その3 第一話 メタの正体
ここまでのあらすじ
乾春人は髙橋彩乃や犬飼真希に気に入られ、麻雀を教わりつつ、一緒に食事をとり、酒を飲んで打ち解けて、自然と心の距離を縮めていった。
いつの間にか近くなった距離。ときめきにも似た感覚を覚えていたそんな折に髙橋彩乃に娘がいたことが発覚する。乾春人は自分でも何故なのか分からないが、その事実を知り動揺していた――
【登場人物紹介】
乾春人
いぬいはると
主人公。ごく普通のサラリーマン。26歳。ひょんなことから麻雀を知ることになる。ゲームのセンスはピカイチだが麻雀はまだまだ素人。しかし、覚える速度はとても早く、麻雀食堂の連中をたびたび驚かせる。
髙橋彩乃
たかはしあやの
あやの食堂の店主。基本的に一人で店を回している。夜はお酒も提供する。あやのの人柄の良さもありお店を協力してくれる仲間たちがいる。主にメタとマキが買い出しや宣伝などを手伝ってくれている。
犬飼真希
いぬかいまき
あやの食堂の常連客で麻雀好きなのんべえ。好きな色は赤。酒はハイボールを好む。たまに日本酒。

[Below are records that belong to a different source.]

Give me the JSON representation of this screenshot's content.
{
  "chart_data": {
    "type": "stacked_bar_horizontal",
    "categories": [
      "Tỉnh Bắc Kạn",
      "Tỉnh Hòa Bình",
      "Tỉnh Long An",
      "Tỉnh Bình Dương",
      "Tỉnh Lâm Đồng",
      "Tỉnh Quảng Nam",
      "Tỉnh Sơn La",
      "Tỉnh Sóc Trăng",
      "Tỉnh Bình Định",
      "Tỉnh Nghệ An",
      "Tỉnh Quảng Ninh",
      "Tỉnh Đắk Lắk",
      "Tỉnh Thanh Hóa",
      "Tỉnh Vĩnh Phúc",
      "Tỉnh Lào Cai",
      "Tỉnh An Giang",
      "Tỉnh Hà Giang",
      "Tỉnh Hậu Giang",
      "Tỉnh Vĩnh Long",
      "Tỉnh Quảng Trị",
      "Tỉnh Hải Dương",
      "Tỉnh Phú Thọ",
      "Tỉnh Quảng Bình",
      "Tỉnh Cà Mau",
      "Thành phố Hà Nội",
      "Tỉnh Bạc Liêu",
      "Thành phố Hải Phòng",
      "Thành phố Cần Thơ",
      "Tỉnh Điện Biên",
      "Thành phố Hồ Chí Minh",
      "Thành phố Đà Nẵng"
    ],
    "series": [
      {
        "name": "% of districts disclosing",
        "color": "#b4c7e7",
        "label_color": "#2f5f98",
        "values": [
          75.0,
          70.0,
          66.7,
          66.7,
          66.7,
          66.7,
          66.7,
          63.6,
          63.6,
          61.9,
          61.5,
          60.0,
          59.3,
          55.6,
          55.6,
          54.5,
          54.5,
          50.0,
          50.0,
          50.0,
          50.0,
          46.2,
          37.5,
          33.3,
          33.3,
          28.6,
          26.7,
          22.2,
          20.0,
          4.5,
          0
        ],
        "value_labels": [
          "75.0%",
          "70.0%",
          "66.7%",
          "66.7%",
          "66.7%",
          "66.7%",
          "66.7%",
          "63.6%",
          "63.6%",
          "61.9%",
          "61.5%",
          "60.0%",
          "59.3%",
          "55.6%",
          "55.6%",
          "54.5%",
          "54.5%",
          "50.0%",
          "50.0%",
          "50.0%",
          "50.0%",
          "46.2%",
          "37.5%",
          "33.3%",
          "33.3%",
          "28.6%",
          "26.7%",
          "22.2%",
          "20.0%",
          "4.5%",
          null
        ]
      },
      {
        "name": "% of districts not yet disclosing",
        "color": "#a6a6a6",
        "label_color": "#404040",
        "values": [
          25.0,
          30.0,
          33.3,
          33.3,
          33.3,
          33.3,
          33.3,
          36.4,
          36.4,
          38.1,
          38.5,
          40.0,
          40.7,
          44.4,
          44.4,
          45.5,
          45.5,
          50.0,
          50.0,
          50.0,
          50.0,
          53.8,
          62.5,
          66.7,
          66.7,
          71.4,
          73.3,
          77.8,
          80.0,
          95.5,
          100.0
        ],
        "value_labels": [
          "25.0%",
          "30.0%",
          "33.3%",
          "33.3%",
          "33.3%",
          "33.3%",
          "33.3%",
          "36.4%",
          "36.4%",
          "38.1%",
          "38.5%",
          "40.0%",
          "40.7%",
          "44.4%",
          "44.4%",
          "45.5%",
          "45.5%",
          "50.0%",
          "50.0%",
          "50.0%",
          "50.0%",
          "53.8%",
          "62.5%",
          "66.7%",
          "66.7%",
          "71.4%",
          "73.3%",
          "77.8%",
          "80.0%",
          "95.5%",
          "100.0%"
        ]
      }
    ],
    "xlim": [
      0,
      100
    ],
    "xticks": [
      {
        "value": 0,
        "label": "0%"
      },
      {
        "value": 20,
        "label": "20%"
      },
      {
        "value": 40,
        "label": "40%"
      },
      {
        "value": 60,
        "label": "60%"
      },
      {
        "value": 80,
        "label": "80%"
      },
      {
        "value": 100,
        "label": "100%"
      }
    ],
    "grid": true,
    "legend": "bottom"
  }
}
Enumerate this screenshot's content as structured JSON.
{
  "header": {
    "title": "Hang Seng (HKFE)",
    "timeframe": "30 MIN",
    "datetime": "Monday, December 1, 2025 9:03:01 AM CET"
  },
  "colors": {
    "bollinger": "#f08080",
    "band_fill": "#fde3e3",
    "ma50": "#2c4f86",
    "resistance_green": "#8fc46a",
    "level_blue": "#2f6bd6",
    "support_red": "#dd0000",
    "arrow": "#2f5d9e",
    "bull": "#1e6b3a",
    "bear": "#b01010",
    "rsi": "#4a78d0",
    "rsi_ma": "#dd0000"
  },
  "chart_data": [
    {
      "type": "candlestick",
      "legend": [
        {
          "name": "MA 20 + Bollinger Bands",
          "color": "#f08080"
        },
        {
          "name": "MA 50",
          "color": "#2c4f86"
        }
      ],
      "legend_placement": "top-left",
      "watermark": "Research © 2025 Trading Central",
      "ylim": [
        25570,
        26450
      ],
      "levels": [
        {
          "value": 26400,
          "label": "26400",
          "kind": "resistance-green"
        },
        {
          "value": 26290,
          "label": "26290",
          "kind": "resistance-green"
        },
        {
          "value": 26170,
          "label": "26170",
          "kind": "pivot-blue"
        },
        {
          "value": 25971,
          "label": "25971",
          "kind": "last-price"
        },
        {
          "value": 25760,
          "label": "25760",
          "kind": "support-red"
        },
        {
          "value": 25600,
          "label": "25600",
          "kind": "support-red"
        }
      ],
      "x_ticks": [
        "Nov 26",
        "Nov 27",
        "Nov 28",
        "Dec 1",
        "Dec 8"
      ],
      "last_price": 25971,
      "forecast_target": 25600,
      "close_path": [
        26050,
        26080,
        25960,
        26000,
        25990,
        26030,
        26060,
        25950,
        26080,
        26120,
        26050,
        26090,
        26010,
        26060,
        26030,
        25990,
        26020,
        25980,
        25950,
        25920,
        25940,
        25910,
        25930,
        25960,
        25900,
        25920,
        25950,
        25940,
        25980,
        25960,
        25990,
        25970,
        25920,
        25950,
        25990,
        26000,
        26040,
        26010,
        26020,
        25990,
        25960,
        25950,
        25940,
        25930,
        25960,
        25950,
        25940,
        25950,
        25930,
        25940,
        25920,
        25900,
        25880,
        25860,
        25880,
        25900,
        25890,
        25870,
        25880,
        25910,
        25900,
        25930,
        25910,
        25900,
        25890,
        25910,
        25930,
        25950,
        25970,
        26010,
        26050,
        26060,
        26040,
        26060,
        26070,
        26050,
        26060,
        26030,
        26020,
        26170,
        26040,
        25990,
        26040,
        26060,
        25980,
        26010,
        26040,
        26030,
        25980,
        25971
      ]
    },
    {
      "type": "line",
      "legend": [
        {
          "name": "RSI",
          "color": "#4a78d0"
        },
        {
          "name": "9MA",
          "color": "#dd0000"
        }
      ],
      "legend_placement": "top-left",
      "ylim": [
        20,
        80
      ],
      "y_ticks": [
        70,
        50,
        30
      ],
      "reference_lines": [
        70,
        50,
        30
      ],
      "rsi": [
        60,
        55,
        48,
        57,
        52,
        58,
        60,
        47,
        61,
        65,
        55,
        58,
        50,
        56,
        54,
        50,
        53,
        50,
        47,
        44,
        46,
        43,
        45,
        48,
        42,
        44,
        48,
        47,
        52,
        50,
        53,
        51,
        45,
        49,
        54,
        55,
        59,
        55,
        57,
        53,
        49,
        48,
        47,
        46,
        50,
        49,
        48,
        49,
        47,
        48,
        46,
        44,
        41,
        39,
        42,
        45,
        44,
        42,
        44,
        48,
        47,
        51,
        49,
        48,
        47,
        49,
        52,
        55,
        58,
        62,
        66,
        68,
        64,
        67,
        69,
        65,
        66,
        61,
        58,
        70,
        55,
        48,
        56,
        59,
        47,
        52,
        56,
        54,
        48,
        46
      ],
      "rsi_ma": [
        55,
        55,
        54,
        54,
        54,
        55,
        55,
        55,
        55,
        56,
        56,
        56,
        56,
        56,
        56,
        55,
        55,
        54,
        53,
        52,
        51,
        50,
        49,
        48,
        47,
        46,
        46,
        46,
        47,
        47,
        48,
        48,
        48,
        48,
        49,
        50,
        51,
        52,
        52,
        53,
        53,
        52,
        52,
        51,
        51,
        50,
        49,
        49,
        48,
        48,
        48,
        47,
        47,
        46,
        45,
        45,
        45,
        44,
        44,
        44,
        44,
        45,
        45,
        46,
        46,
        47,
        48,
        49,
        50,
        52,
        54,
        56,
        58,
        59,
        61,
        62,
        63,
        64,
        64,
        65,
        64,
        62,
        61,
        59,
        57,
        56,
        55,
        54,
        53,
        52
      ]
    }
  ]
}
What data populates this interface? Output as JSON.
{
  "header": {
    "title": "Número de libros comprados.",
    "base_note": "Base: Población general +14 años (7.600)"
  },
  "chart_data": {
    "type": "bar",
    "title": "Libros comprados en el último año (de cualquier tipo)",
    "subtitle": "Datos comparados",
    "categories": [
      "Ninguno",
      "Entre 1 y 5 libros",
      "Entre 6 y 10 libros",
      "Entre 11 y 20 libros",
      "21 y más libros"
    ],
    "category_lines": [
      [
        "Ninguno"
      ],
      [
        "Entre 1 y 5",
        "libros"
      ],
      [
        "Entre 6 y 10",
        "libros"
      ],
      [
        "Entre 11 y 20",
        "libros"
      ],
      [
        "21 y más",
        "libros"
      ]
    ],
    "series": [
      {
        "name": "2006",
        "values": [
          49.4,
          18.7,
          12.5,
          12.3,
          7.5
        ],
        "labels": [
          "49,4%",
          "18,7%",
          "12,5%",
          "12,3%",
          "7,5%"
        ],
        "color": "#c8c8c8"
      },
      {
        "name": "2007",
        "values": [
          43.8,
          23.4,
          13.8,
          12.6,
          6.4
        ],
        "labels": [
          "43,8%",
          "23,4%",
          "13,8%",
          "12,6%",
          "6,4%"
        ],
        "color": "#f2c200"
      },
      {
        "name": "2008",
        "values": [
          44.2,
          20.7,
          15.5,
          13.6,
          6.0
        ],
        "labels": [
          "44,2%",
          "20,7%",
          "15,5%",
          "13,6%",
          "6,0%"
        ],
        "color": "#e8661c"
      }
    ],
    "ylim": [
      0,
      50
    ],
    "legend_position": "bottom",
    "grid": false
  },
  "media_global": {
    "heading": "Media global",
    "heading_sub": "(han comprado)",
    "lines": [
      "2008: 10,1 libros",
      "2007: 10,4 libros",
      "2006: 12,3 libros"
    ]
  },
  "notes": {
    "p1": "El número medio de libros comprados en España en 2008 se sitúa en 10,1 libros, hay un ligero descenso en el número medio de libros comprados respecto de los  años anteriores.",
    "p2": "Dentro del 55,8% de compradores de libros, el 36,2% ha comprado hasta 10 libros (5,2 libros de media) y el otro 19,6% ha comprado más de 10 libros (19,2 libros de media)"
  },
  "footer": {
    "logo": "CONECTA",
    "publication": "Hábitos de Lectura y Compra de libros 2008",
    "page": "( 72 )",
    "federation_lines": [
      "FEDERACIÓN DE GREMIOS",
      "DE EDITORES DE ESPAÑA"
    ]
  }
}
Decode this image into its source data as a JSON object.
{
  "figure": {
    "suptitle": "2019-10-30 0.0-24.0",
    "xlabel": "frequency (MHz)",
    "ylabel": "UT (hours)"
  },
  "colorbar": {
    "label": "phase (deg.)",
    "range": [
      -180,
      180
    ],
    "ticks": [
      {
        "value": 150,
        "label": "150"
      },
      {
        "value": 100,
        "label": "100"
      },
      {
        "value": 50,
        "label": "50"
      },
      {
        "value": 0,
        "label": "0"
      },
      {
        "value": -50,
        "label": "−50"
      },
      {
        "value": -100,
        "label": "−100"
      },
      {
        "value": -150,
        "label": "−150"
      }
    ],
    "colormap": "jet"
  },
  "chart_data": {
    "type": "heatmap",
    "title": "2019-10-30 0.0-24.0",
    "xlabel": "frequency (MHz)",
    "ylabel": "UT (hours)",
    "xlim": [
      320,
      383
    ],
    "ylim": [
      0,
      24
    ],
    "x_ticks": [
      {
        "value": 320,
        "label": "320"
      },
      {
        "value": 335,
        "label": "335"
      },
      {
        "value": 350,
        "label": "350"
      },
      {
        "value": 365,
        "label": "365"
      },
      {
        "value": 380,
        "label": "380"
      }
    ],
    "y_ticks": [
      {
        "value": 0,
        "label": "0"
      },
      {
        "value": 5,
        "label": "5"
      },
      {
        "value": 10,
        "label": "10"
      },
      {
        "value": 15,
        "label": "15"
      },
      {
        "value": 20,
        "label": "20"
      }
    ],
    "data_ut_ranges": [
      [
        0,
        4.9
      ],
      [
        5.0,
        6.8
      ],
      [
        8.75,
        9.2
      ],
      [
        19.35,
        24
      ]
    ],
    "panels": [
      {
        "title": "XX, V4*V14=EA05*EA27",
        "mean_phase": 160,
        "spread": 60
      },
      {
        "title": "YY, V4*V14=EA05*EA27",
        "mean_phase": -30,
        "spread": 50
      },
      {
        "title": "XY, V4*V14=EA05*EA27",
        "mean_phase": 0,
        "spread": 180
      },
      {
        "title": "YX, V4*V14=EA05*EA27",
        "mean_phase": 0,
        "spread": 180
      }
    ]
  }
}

見た目はヤンキーでよく言えば若々しくもある。イヌイのことが気に入ったようで、よく絡んでくる。45歳独身。
メタ
めた
あやの食堂の常連で麻雀達者な謎の中年。
乾にとてもよくしてくれる。麻雀を教えるのが好きで伝え方が上手。あやの食堂ではいつも瓶ビールと冷奴を注文するのが習慣のようだ。
寒沢司
かんざわつかさ
カンの愛称で親しまれる若者。あやの食堂の麻雀常連。あやのの作る唐揚げ定食が大好きでそればかり注文する。
乾美咲
いぬいみさき
乾春人の歳の離れた妹。兄と仲が良い。文章を書く才能がありひそかに小説を書いている。恋をしてみたい17歳。油淋鶏が好き。
その3
第一話 メタの正体
「お兄ちゃん大丈夫?」
美咲にそう言われてふと我に返った。いや、あやのさんに子供がいた。それだけじゃないか。落ち着けよ、俺。
「なんか、様子が変だよ?」
「あっ、ああ。大丈夫だ。なんでもない」
すると犬飼真希が何やらピンときたようだ。嫌だなもう。その勘、多分当たりだからみなまで言うなよ。
犬飼さんはニヤニヤと嫌な顔でこちらを見ると
「ま、アタシがいるじゃん! あはは!」とだけ言った。はい、一点読み正解です。もうやだ、隣に妹もいるのに。
「それよか食ったなら私とアッチでやろーよ! 多分そろそろメタもくるしさぁ」
「なっ、お兄ちゃん? 赤いお姉さんと何をするつもりなのよ!」
「麻雀だよ。そこの奥のテーブル。あれ、上の板外すと麻雀卓になってんだ。変わってるだろ?」
「えっ、麻雀できるのここ! わたしもやるやるー!」
「へぇ、妹さん麻雀できるんだ?」
「はい! 最近ケータイでダウンロードしたばっかですけど、でもそれ以来毎日やってます! だけど牌を触ったことはないですね」
「そっかー。じゃあ今日が初めてのリアル麻雀初体験ってわけね」
そう話していたらあやのさんが卓の板を外して立てかけていた。
「はい、電源入れたから遊んでていいですよ」
するとそこでちょうど来客があった。
ガラガラガラ
「お、メタ。待ってたわよ」
「いらっしゃい。ちょうど今からマキたちが麻雀やるとこなの。何か飲み物入れようか? それとも先に何か食べる?」
「ああ、ありがとう。ビールだけでいい。おっ、イヌイ。来てたのか、そっちは妹さんか?」
「メタさんお久しぶりです。こっちは妹の美咲です」
「はじめまして」
一通りみんなに挨拶したあとで一旦食事の会計を済ませてから麻雀して遊ぶことにした。
すると美咲が小声で――
(お兄ちゃんお兄ちゃん。私、多分だけどこの人のこと知ってるよ)
(メタさんをか?)
(うん、麻雀のけっこう古い過去動画で観た気がする。こんなに太ってなかったけど、多分この人はトッププロだよ。『アルファ』に出てたもん)
(えっ! 間違いないのか?)
(うん、顔が同じだもん。間違いないよ)
なんと! 謎の中年『メタ』はトッププロのみが参戦可能とされる最高峰のプロリーグ『団体戦! 麻雀プラスアルファリーグ』通称『アルファ』に参加している選手なのだった!